È un modo concreto di intendere il made in Italy: non solo bellezza, ma capacità di adattamento e qualità duratura. «Siamo una piccola azienda che ci tiene a rimanere tale, ma pensiamo come un marchio internazionale: ogni progetto è su misura e ogni cliente riceve un prodotto che può durare trent’anni. È questo il nostro lusso». Una possibilità continua di sperimentazione e di cambiamento pur restando fedeli alle origini. Alcune delle novità più interessanti? «Tavoli di cemento colorato», elenca l‘imprenditore, «poltrone di cuoio ricavato da vele riciclate e nuove soluzioni di arredo integrate con luce e domotica».
1865
La data di nascita dell’azienda della famiglia Schneider, oggi alla quarta generazione nella gestione
5
Le fiere internazionali all’anno a cui è presente il brand
20mila
Gli utenti unici al mese che visitano il sito web ilgiardinodicorten.it
Dalla nicchia italiana al 60% di fatturato estero, tra Europa e Medio Oriente
Pur essendo un’azienda artigianale, Il Giardino di Corten si avvale di due stabilimenti a Tarcento (Ud) e ha una strategia internazionale che punta ai mercati esteri.
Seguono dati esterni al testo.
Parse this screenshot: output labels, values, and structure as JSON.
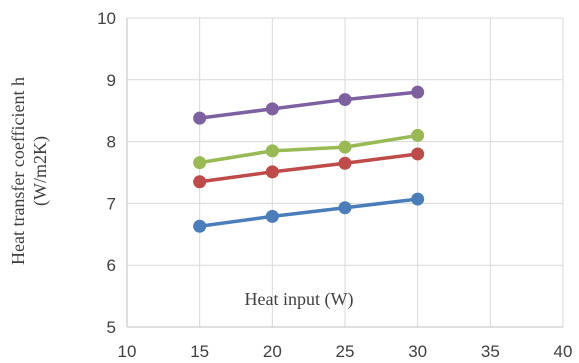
{
  "chart_data": {
    "type": "line",
    "ylabel_line1": "Heat transfer coefficient h",
    "ylabel_line2": "(W/m2K)",
    "xlabel": "Heat input (W)",
    "xlim": [
      10,
      40
    ],
    "ylim": [
      5,
      10
    ],
    "x_ticks": [
      "10",
      "15",
      "20",
      "25",
      "30",
      "35",
      "40"
    ],
    "y_ticks": [
      "5",
      "6",
      "7",
      "8",
      "9",
      "10"
    ],
    "grid": true,
    "x": [
      15,
      20,
      25,
      30
    ],
    "series": [
      {
        "color": "#4a7ebb",
        "values": [
          6.63,
          6.79,
          6.93,
          7.07
        ]
      },
      {
        "color": "#be4b48",
        "values": [
          7.35,
          7.51,
          7.65,
          7.8
        ]
      },
      {
        "color": "#98b954",
        "values": [
          7.66,
          7.85,
          7.91,
          8.1
        ]
      },
      {
        "color": "#7d60a0",
        "values": [
          8.38,
          8.53,
          8.68,
          8.8
        ]
      }
    ]
  }
}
Oggi circa il 60% del fatturato proviene da oltre confine, con destinazioni principali in Francia, Germania, Svizzera e Portogallo, mentre commesse speciali sono destinate a Stati Uniti, Hong Kong e Medio Oriente. Il resto si divide tra la piazza italiana e progetti su misura per catene alberghiere di fascia alta. Il marchio partecipa alle principali fiere europee del design e dell’arredo outdoor, costruendo partnership con distributori e interior designer. «Non abbiamo una rete commerciale tradizionale», racconta Schneider. «Preferiamo lavorare con architetti e progettisti che capiscono il materiale. Il Corten va spiegato, va raccontato: non è solo estetica, è filosofia».